Тем временем Сластёна продолжала улыбаться и раздавать конфеты, от которых кружилась голова, и дети возвращались домой словно в полусне. Говорили, что у неё есть особый сахар – волшебный и нежный. Сладости были настолько вкусными, что иногда взрослые, проходя мимо, заходили с вопросом:
– А не осталось ли у вас чего-нибудь ещё?
И всегда оставалось. Но никто не спрашивал, откуда. Сластёна лишь мягко отвечала:
– Я ничего не выбрасываю. У меня каждая крошка идёт в дело.
И вот однажды Мила осталась дольше обычного. Под предлогом головной боли попросила Сластёну налить ей чай. Женщина ушла на кухню, а Мила тихо скользнула к двери в подвал. Замок был старый, и щеколда неплотно закрыта. Мила знала: если не сейчас – потом будет слишком поздно.
Подвал встретил её холодом и запахом, совершенно отличным от домашнего уюта. Здесь пахло уксусом, железом, чем-то сырокопчёным и в то же время сладким, как горький мёд. Стены были увешаны стеклянными банками, но внутри них не было фруктов. В одной плавал глаз, погружённый в густой сироп, в другой – крошечная кукольная ручка с маленьким кольцом, а в третьей – тонкая тень, спрессованная и почти плоская, как ткань. В центре комнаты стоял стол, на котором покоился торт – розовый, украшенный засахаренными цветами. Под тортом, на блюде, лежал язык – серебристый и холодный.
В этот момент Сластёна вернулась. Она не закричала, не разозлилась, не спугнула Мила. Она лишь тихо произнесла:
– Любопытство, милочка, – плохая приправа.
Затем взяла ложку и начала медленно помешивать что-то в огромной медной кастрюле, будто ничего и не случилось. Размеренно, без спешки. А потом, посмотрев на Мила, сказала:
– Ты хочешь знать, откуда такой вкус? Я расскажу. Но сначала десерт.
Глава III. Девочка с серебряным языком
После того, как Мила увидела подвал, она больше не ела сладостей. Она сидела за партой, глядя, как другие дети разворачивают конфеты с золотыми лентами, и думала: у кого из них пропадёт голос, кто не проснётся утром, кто из них уже внутри пирога.

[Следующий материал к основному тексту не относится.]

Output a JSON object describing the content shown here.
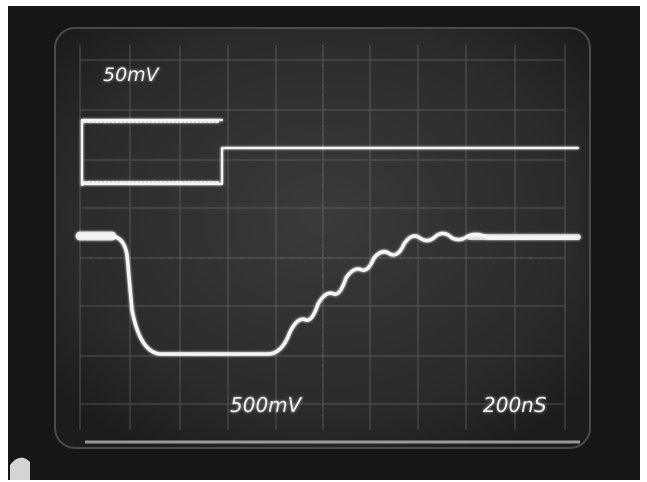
{
  "scope": {
    "channel1_scale": "50mV",
    "channel2_scale": "500mV",
    "timebase": "200nS"
  },
  "colors": {
    "trace": "#f5f5f5",
    "screen": "#2a2a2a",
    "bezel": "#1a1a1a",
    "grid": "#6a6a6a"
  }
}
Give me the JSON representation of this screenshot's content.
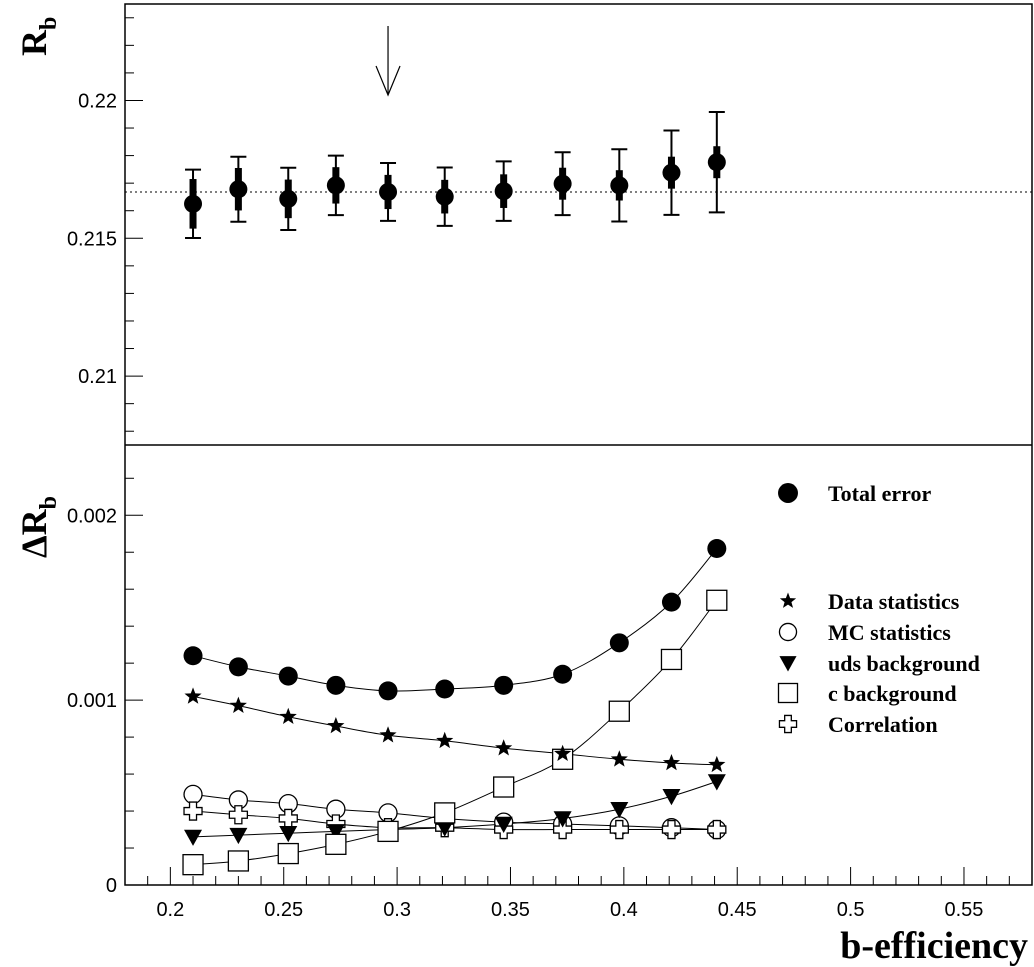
{
  "chart_data": [
    {
      "type": "scatter",
      "panel": "top",
      "ylabel": "R",
      "ylabel_sub": "b",
      "ylim": [
        0.2075,
        0.2235
      ],
      "yticks": [
        0.21,
        0.215,
        0.22
      ],
      "ytick_labels": [
        "0.21",
        "0.215",
        "0.22"
      ],
      "reference_line": 0.21668,
      "arrow_x": 0.296,
      "series": [
        {
          "x": [
            0.21,
            0.23,
            0.252,
            0.273,
            0.296,
            0.321,
            0.347,
            0.373,
            0.398,
            0.421,
            0.441
          ],
          "y": [
            0.21625,
            0.21678,
            0.21643,
            0.21692,
            0.21668,
            0.21651,
            0.21671,
            0.21698,
            0.21692,
            0.21738,
            0.21776
          ],
          "inner_err": [
            0.0009,
            0.00077,
            0.0007,
            0.00066,
            0.00062,
            0.00061,
            0.00061,
            0.00058,
            0.00055,
            0.00058,
            0.00058
          ],
          "outer_err": [
            0.00124,
            0.00118,
            0.00113,
            0.00108,
            0.00105,
            0.00106,
            0.00108,
            0.00114,
            0.00131,
            0.00153,
            0.00182
          ]
        }
      ]
    },
    {
      "type": "line",
      "panel": "bottom",
      "ylabel": "ΔR",
      "ylabel_sub": "b",
      "xlabel": "b-efficiency",
      "xlim": [
        0.18,
        0.58
      ],
      "ylim": [
        0,
        0.00238
      ],
      "xticks": [
        0.2,
        0.25,
        0.3,
        0.35,
        0.4,
        0.45,
        0.5,
        0.55
      ],
      "xtick_labels": [
        "0.2",
        "0.25",
        "0.3",
        "0.35",
        "0.4",
        "0.45",
        "0.5",
        "0.55"
      ],
      "yticks": [
        0,
        0.001,
        0.002
      ],
      "ytick_labels": [
        "0",
        "0.001",
        "0.002"
      ],
      "x": [
        0.21,
        0.23,
        0.252,
        0.273,
        0.296,
        0.321,
        0.347,
        0.373,
        0.398,
        0.421,
        0.441
      ],
      "series": [
        {
          "name": "Total error",
          "marker": "filled-circle",
          "values": [
            0.00124,
            0.00118,
            0.00113,
            0.00108,
            0.00105,
            0.00106,
            0.00108,
            0.00114,
            0.00131,
            0.00153,
            0.00182
          ]
        },
        {
          "name": "Data statistics",
          "marker": "star",
          "values": [
            0.00102,
            0.00097,
            0.00091,
            0.00086,
            0.00081,
            0.00078,
            0.00074,
            0.00071,
            0.00068,
            0.00066,
            0.00065
          ]
        },
        {
          "name": "MC statistics",
          "marker": "open-circle",
          "values": [
            0.00049,
            0.00046,
            0.00044,
            0.00041,
            0.00039,
            0.00036,
            0.00034,
            0.00033,
            0.00032,
            0.00031,
            0.0003
          ]
        },
        {
          "name": "uds background",
          "marker": "filled-triangle-down",
          "values": [
            0.00026,
            0.00027,
            0.00028,
            0.00029,
            0.0003,
            0.00031,
            0.00033,
            0.00036,
            0.00041,
            0.00048,
            0.00056
          ]
        },
        {
          "name": "c background",
          "marker": "open-square",
          "values": [
            0.00011,
            0.00013,
            0.00017,
            0.00022,
            0.00029,
            0.00039,
            0.00053,
            0.00068,
            0.00094,
            0.00122,
            0.00154
          ]
        },
        {
          "name": "Correlation",
          "marker": "open-cross",
          "values": [
            0.0004,
            0.00038,
            0.00036,
            0.00033,
            0.00031,
            0.00031,
            0.0003,
            0.0003,
            0.0003,
            0.0003,
            0.0003
          ]
        }
      ]
    }
  ]
}
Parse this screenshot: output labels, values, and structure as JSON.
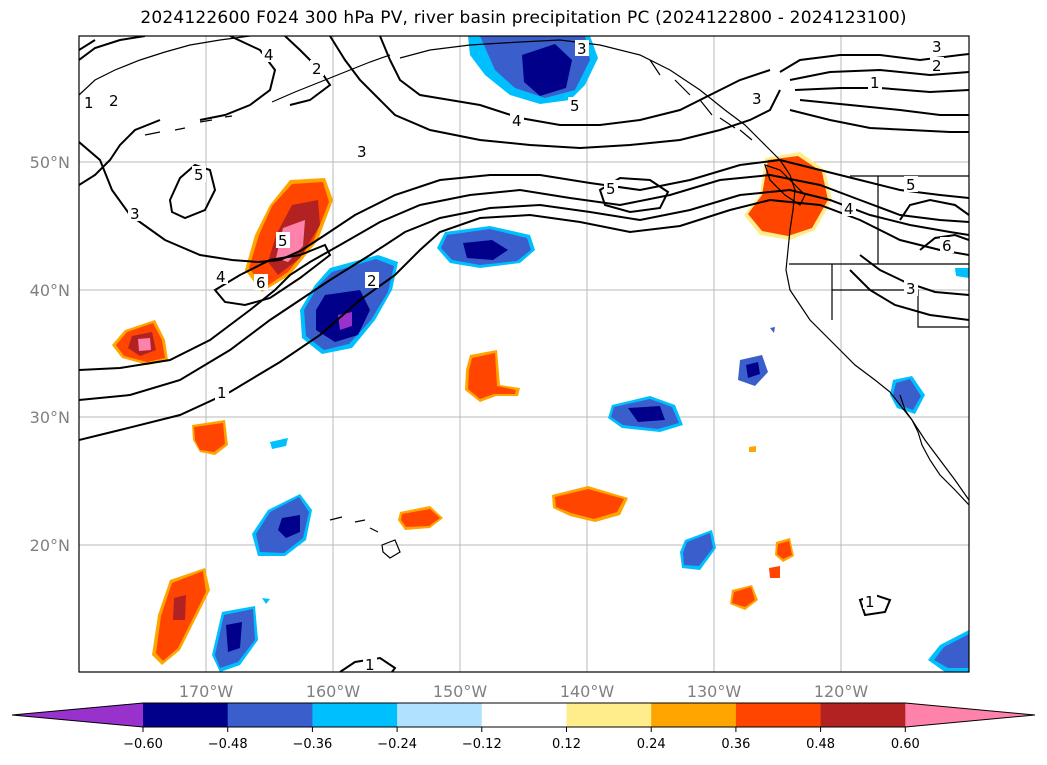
{
  "title": "2024122600 F024 300 hPa PV, river basin precipitation PC (2024122800 - 2024123100)",
  "lat_labels": [
    "50°N",
    "40°N",
    "30°N",
    "20°N"
  ],
  "lon_labels": [
    "170°W",
    "160°W",
    "150°W",
    "140°W",
    "130°W",
    "120°W"
  ],
  "contour_labels": [
    "1",
    "2",
    "3",
    "4",
    "5",
    "6"
  ],
  "colorbar": {
    "ticks": [
      "−0.60",
      "−0.48",
      "−0.36",
      "−0.24",
      "−0.12",
      "0.12",
      "0.24",
      "0.36",
      "0.48",
      "0.60"
    ],
    "colors": [
      "#9932cc",
      "#00008b",
      "#3a5fcd",
      "#00bfff",
      "#b0e2ff",
      "#ffffff",
      "#ffec8b",
      "#ffa500",
      "#ff4500",
      "#b22222",
      "#ff82ab"
    ]
  }
}
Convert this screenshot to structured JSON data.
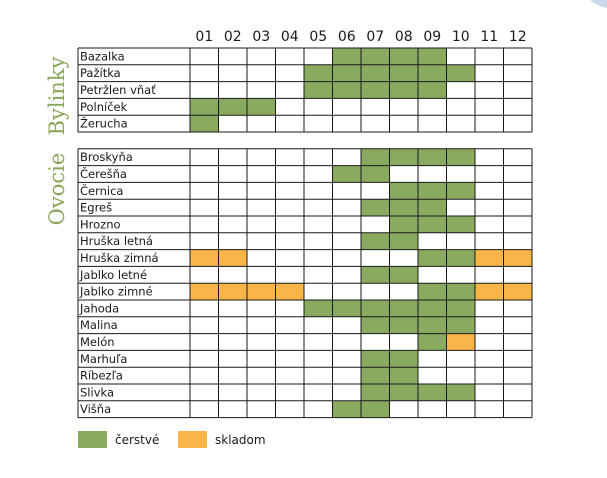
{
  "colors": {
    "fresh": "#8aab5f",
    "stock": "#f9b548",
    "grid": "#1a1a1a",
    "side_text": "#8aa65a"
  },
  "chart_data": {
    "type": "heatmap",
    "title": "",
    "months": [
      "01",
      "02",
      "03",
      "04",
      "05",
      "06",
      "07",
      "08",
      "09",
      "10",
      "11",
      "12"
    ],
    "side_labels": {
      "top": "Bylinky",
      "bottom": "Ovocie"
    },
    "legend": [
      {
        "key": "fresh",
        "label": "čerstvé"
      },
      {
        "key": "stock",
        "label": "skladom"
      }
    ],
    "groups": [
      {
        "name": "Bylinky",
        "rows": [
          {
            "label": "Bazalka",
            "fresh": [
              "06",
              "07",
              "08",
              "09"
            ],
            "stock": []
          },
          {
            "label": "Pažítka",
            "fresh": [
              "05",
              "06",
              "07",
              "08",
              "09",
              "10"
            ],
            "stock": []
          },
          {
            "label": "Petržlen vňať",
            "fresh": [
              "05",
              "06",
              "07",
              "08",
              "09"
            ],
            "stock": []
          },
          {
            "label": "Polníček",
            "fresh": [
              "01",
              "02",
              "03"
            ],
            "stock": []
          },
          {
            "label": "Žerucha",
            "fresh": [
              "01"
            ],
            "stock": []
          }
        ]
      },
      {
        "name": "Ovocie",
        "rows": [
          {
            "label": "Broskyňa",
            "fresh": [
              "07",
              "08",
              "09",
              "10"
            ],
            "stock": []
          },
          {
            "label": "Čerešňa",
            "fresh": [
              "06",
              "07"
            ],
            "stock": []
          },
          {
            "label": "Černica",
            "fresh": [
              "08",
              "09",
              "10"
            ],
            "stock": []
          },
          {
            "label": "Egreš",
            "fresh": [
              "07",
              "08",
              "09"
            ],
            "stock": []
          },
          {
            "label": "Hrozno",
            "fresh": [
              "08",
              "09",
              "10"
            ],
            "stock": []
          },
          {
            "label": "Hruška letná",
            "fresh": [
              "07",
              "08"
            ],
            "stock": []
          },
          {
            "label": "Hruška zimná",
            "fresh": [
              "09",
              "10"
            ],
            "stock": [
              "01",
              "02",
              "11",
              "12"
            ]
          },
          {
            "label": "Jablko letné",
            "fresh": [
              "07",
              "08"
            ],
            "stock": []
          },
          {
            "label": "Jablko zimné",
            "fresh": [
              "09",
              "10"
            ],
            "stock": [
              "01",
              "02",
              "03",
              "04",
              "11",
              "12"
            ]
          },
          {
            "label": "Jahoda",
            "fresh": [
              "05",
              "06",
              "07",
              "08",
              "09",
              "10"
            ],
            "stock": []
          },
          {
            "label": "Malina",
            "fresh": [
              "07",
              "08",
              "09",
              "10"
            ],
            "stock": []
          },
          {
            "label": "Melón",
            "fresh": [
              "09"
            ],
            "stock": [
              "10"
            ]
          },
          {
            "label": "Marhuľa",
            "fresh": [
              "07",
              "08"
            ],
            "stock": []
          },
          {
            "label": "Ríbezľa",
            "fresh": [
              "07",
              "08"
            ],
            "stock": []
          },
          {
            "label": "Slivka",
            "fresh": [
              "07",
              "08",
              "09",
              "10"
            ],
            "stock": []
          },
          {
            "label": "Višňa",
            "fresh": [
              "06",
              "07"
            ],
            "stock": []
          }
        ]
      }
    ]
  }
}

Сластёна всё так же улыбалась. У неё были добрые глаза, руки, пахнущие миндалём, и слова, которые согревали. Мила поняла: дело не только в сладостях. Дело в словах. Ведьма знала, как говорить. Она могла убедить любого, даже взрослых. Она могла заставить ребёнка идти за ней, как за матерью. Потому что её голос, это тоже зелье.
Однажды ночью Мила проснулась. Её язык щекотало, как будто по нему кто-то прошёлся острым пером. Она встала и пошла к зеркалу. Приоткрыла рот и не закричала, только медленно осела на пол. Язык поблёскивал. Не целиком, но по краям, как будто на него нанесли пыльцу серебра. Он холодил рот, будто металл. Но не болел. Он был… новым.
На следующий день Сластёна сказала ей:
– Как хорошо, что ты осталась. У тебя редкий дар. Серебряный язык – это честь. С ним ты сможешь говорить так, как никто другой. Люди будут тебя слушать и верить.
Мила хотела сказать, что не хочет, что боится и что хочет домой. Но губы разошлись, и голос её был совсем не её. Он был сладкий, маслянистый, вкрадчивый.
– Да, – сказала она. – Я готова.
И с этого дня она стала особенной. Дети слушались её, преподаватели хвалили. Она начала произносить слова, от которых у людей наворачивались слёзы. И каждый раз, когда кто-то ел конфету, подаренную Сластёной это была она, Мила, кто передавал: Скушай, тебе станет легче.
По вечерам она помогала на кухне. Мешала тесто, раскатывала марципан, следила, чтобы варево не пригорело. Сластёна шептала ей на ухо таинственные слова, и её серебряный язык запоминал их. Мила становилась ведьминой ученицей, не по принуждению, а по превращению. Не телом, но речью. Речью, которая обволакивала, как сахарная паутина.